I. Objectives: To observe the sexual spores (zygospores) and asexual spores (ballistosporic conidia, capilloconidia, endospores) formed by Basidiobolus ranarum in culture.

II. Materials:

• DAVIS strain of Basidioblus ranarum Eidam (Groff et al., 1991).
• Sterile disposable petri dishes (100 mm) containing CM+ agar
• 17 g Difco corn meal agar
• 2 g glucose
• 1 g yeast extract
• 1 L distilled water and then autoclaved for 45 min at 15 psi)
• sterile Pasteur pipets and pipet bulbs
• sterile distilled water (SDW)
• rubber policeman
• bent glass rod
• alchohol for dipping implements before flaming
• bunsen burner
• compound light microscope
• microscope slides
• cover slips
• lacto-phenol/cotton blue solution (dissolve 2.5 mg aniline blue in 5 ml distilled water; add 5 g lactic acid, 5 g phenol, and 7.5 ml glycerin)

III. Procedure:

• A. Pipet 1 ml SDW onto confluent Petri dish culture of B. ranarum, DAVIS strain.
• B. Move SDW around surface of culture with pre-sterilized rubber policeman.
• C. Collect SDW now containing masses of conidia.
• D. Transfer conidia in SDW to new Petri dish containing CM+.
• E. Spread conidial suspension over surface of CM+ with pre-sterilized bent glass rod.
• F. Incubate at room temperature under normal day-night light system cycle.
• G. Timing:
  1. Hour 0: inoculate plates as described above.
  2. Hour 8-10: only mycelial growth will be visible on plate with a compound microscope (turn the plate upside down, leaving the cover on) and observe the fungal growth.
  3. Hour 32-40: some conidia will be visible at the tips of forming conidiophores (Fig. 1).
  4. Hour 44: Conidia and some capilloconidia (Fig. 2) can be observed adherent to the lid of the Petri dish.

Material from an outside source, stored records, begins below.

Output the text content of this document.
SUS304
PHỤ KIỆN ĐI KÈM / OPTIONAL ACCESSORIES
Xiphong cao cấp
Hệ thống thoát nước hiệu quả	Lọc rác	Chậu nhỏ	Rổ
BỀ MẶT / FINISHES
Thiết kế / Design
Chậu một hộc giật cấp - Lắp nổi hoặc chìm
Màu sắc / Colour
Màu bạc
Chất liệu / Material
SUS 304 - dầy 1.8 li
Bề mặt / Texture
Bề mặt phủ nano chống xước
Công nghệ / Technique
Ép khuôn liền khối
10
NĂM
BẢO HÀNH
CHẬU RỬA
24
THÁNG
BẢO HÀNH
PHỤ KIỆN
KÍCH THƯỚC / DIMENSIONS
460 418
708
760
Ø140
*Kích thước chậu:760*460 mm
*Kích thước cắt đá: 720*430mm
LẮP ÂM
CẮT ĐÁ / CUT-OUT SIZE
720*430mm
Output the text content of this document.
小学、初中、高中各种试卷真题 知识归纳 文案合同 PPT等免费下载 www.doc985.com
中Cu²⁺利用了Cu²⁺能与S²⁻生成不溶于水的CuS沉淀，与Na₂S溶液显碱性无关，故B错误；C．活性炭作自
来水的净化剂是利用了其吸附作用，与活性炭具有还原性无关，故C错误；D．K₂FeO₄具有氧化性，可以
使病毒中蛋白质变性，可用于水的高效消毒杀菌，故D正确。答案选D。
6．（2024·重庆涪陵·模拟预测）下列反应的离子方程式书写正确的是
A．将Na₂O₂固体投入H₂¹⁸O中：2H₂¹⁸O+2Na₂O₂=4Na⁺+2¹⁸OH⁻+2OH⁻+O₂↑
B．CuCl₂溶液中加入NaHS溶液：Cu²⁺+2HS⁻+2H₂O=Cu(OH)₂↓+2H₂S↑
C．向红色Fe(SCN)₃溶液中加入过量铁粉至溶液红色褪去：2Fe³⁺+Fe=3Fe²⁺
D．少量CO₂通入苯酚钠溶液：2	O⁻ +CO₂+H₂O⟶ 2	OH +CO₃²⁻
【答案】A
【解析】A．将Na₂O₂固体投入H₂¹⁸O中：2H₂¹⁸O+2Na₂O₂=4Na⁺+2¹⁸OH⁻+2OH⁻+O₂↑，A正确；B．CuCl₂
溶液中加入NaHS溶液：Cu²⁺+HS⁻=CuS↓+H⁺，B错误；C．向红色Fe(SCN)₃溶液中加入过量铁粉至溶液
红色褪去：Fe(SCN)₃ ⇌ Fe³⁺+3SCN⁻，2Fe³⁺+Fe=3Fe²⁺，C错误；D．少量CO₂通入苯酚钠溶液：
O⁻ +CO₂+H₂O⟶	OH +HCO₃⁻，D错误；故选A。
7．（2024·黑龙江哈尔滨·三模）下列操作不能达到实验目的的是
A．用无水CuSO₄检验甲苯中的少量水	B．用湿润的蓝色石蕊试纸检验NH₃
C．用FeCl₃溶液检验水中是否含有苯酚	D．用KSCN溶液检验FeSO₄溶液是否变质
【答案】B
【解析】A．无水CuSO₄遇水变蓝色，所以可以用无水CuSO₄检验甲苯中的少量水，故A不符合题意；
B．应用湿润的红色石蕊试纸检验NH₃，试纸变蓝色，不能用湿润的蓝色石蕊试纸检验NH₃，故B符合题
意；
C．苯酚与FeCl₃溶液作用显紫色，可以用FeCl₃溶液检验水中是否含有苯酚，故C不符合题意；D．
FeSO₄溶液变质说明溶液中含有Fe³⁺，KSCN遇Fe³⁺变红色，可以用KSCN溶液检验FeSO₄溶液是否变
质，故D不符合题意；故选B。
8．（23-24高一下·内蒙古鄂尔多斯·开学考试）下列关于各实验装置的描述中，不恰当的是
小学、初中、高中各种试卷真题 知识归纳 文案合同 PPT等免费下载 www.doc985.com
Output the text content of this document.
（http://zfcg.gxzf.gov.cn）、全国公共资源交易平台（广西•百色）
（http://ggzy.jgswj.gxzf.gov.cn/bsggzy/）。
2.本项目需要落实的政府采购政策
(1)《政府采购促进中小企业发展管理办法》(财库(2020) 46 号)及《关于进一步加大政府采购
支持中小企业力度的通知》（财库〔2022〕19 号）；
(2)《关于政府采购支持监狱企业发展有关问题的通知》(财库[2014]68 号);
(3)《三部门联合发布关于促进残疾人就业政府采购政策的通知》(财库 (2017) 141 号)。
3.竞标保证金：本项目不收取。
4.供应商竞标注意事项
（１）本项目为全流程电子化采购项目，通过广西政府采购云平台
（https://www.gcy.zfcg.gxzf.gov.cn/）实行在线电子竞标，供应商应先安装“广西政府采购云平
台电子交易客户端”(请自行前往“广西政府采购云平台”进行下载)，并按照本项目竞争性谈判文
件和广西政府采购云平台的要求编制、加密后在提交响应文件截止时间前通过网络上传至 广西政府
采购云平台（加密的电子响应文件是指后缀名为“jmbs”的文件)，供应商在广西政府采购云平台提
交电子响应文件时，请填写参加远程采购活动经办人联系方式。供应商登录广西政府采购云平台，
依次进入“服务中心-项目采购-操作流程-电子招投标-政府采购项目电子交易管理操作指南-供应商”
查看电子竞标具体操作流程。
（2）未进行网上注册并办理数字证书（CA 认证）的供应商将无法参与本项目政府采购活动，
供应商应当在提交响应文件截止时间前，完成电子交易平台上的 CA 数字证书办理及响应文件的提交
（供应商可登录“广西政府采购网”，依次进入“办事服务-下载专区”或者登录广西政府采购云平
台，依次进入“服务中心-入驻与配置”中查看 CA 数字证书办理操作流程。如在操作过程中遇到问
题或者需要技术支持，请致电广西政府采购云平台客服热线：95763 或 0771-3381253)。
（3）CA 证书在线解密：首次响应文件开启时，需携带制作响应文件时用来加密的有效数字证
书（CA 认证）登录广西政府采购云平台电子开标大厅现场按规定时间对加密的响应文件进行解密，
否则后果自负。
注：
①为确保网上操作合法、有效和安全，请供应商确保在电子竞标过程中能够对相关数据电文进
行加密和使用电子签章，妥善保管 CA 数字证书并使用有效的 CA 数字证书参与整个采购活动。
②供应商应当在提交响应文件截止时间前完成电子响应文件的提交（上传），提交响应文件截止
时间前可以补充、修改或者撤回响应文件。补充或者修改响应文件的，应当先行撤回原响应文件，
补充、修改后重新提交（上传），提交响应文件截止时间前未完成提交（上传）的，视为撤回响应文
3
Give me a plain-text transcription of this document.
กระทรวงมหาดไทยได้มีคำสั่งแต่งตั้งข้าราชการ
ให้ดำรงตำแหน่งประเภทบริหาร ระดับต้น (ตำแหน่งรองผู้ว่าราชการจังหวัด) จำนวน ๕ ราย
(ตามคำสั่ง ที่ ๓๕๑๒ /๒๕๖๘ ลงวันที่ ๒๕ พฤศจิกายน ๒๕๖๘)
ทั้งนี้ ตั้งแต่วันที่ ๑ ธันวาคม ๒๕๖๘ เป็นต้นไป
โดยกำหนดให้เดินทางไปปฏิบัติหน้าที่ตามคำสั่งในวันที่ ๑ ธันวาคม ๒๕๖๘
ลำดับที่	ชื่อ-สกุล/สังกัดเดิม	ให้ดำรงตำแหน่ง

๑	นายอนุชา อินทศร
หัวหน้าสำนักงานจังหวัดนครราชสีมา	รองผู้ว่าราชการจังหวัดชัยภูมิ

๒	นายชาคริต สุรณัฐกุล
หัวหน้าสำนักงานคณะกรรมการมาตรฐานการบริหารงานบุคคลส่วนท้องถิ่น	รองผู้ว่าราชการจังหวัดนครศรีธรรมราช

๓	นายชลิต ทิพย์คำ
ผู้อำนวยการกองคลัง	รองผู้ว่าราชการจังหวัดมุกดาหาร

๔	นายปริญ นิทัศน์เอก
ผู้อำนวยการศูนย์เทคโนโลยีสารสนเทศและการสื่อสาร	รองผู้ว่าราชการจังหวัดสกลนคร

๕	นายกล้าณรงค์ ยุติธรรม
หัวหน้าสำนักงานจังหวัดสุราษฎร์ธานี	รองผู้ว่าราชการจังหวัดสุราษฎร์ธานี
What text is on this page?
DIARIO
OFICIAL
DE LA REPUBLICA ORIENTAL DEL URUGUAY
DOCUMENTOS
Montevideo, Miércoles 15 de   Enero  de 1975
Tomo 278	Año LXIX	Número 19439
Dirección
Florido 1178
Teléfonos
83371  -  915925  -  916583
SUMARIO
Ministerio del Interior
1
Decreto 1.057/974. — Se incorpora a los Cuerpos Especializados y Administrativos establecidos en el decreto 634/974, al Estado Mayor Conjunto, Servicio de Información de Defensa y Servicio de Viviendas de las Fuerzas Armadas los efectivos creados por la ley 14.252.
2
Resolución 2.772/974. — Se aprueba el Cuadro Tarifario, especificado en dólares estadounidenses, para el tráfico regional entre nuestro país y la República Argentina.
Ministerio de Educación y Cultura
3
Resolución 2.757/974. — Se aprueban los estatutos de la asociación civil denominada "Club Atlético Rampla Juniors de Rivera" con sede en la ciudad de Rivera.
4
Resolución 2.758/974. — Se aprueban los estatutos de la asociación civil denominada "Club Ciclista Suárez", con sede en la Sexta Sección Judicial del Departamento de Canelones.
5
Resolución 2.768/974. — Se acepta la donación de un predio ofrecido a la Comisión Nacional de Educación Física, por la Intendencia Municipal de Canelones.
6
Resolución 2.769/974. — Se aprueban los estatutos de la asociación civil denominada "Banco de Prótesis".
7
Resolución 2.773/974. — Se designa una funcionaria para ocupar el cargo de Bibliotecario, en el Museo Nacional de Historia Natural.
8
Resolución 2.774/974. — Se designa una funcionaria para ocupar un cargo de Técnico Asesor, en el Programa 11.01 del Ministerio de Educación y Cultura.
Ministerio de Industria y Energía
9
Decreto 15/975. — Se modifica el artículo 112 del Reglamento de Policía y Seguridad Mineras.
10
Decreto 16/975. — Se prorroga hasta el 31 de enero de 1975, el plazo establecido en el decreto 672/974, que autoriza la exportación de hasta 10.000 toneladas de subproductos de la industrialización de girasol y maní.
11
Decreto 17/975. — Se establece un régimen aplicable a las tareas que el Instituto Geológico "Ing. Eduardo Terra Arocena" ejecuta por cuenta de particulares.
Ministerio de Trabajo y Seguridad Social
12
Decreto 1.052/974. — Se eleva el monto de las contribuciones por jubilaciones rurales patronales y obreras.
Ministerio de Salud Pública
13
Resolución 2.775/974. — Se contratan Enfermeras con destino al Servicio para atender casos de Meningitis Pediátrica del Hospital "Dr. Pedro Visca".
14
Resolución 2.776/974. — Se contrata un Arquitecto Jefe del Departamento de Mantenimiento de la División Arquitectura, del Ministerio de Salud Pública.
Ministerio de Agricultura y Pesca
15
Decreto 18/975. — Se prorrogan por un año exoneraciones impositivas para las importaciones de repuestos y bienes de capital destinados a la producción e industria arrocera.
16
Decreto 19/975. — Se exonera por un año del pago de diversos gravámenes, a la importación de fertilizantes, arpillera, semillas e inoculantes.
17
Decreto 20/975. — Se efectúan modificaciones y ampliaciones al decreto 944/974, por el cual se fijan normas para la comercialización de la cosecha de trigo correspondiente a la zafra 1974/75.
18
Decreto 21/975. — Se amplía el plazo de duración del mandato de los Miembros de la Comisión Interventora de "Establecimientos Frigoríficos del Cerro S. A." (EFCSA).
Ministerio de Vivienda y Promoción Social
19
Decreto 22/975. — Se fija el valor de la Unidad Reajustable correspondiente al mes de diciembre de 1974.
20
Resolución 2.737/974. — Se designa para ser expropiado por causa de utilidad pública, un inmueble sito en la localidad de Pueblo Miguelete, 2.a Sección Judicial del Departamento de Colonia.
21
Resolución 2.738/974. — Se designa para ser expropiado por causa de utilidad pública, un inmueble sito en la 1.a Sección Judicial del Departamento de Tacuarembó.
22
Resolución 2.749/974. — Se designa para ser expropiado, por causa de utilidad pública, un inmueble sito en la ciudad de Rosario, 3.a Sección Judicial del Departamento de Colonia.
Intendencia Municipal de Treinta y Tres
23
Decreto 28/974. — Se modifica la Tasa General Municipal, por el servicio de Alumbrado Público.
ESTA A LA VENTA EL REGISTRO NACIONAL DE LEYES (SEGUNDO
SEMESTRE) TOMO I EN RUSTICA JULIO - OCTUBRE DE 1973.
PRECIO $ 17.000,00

Germination by repetition may be observed (Fig. 3).
  5. Hour 52: Zygospores (Fig. 4) are visible if the mycelium from the agar surface is put on a glass slide with lacto-phenol/cotton blue and heated slightly before coverslipping. After 24 h at room temperature, the coverslips can be ringed with nail polish to produce a semi-permanent mount.

IV. Results Expected: Within 4 days of inoculating the new corn meal agar plate, all the sexual and asexual stages of this fungus can be observed.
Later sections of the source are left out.